Tuesday, January 24, 2017
I am a thief of Beauty.
I am a collector, and a hoarder of Beauty.
My narrative consists in the act of looking, and of stealing glimpses of timeless grandeur and small suspended moments.
These are the lush details that penetrated me, marked me, and thus are all fragments of the archeology of my own past and my perceptual process, which, now merged, have been reframed into something entirely new.
Friday, December 2, 2016
Tuesday, June 28, 2016
“It is not that what is past casts its light on what is present, or what is present its light on what is past; rather… what has been comes together in a flash with the now to form a constellation” ~Walter Benjamin
These new photographs locate the small areas of concentrated emotion in old paintings and sculpture, where history, memory, and the artist’s imagination coalesce. Made in 2014-2016, these images of images isolate rapturous details where the meanings of life accumulate. In one photograph, a black string tied into an off-kilter bow connects the edges of a white collar that barely covers the pale human neck below; in another, a half-closed hand falls on plush fabric, the result of a swoon, an illness, a death? Through the careful framing of a particular, instead of the whole, this work simultaneously invokes fragility, violence, romance, and mortality.

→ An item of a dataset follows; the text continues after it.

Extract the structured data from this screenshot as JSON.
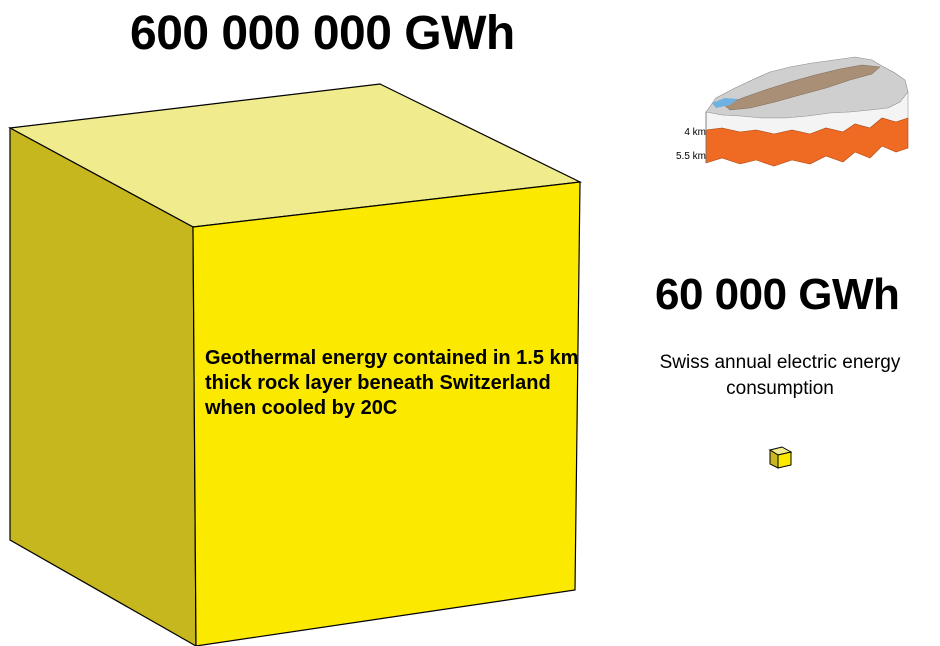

I use the camera to create a time warp. The viewer’s eye volleys between mediums, between the temporal nature of photography and the metaphysical power of painting and sculpture. In these photographs of ancient art, the past continues into the present. These pictures, mostly of European art, were made in the United States over a two-year period, as I photographed in museums, antique shops, and historic houses. During the previous forty years, I made black and white gelatin silver prints, focusing on the pictorial and painterly aspects of photography. Working now in color and digitally, each capture is in dialogue with my analogue negatives. This project uses new technology to investigate old aesthetic and human values that do not disappear with technical change. The clarity of these photographs is a point of entry into the painting or sculpture. Paint cracks and the granularity of stone are intensified, underscoring their vulnerability. Brushstrokes are exaggerated, emphasizing the human hand that made them.
These pictures transport the viewer to a “constellation” of old and new techniques and imagery. My photographs reject the false perfection of the whole, and instead lay claim to the ambiguity of a single gesture. These pictorial fragments dislodge us even while their familiarity—a hand, a dress, a neck—unite us with our ancient selves.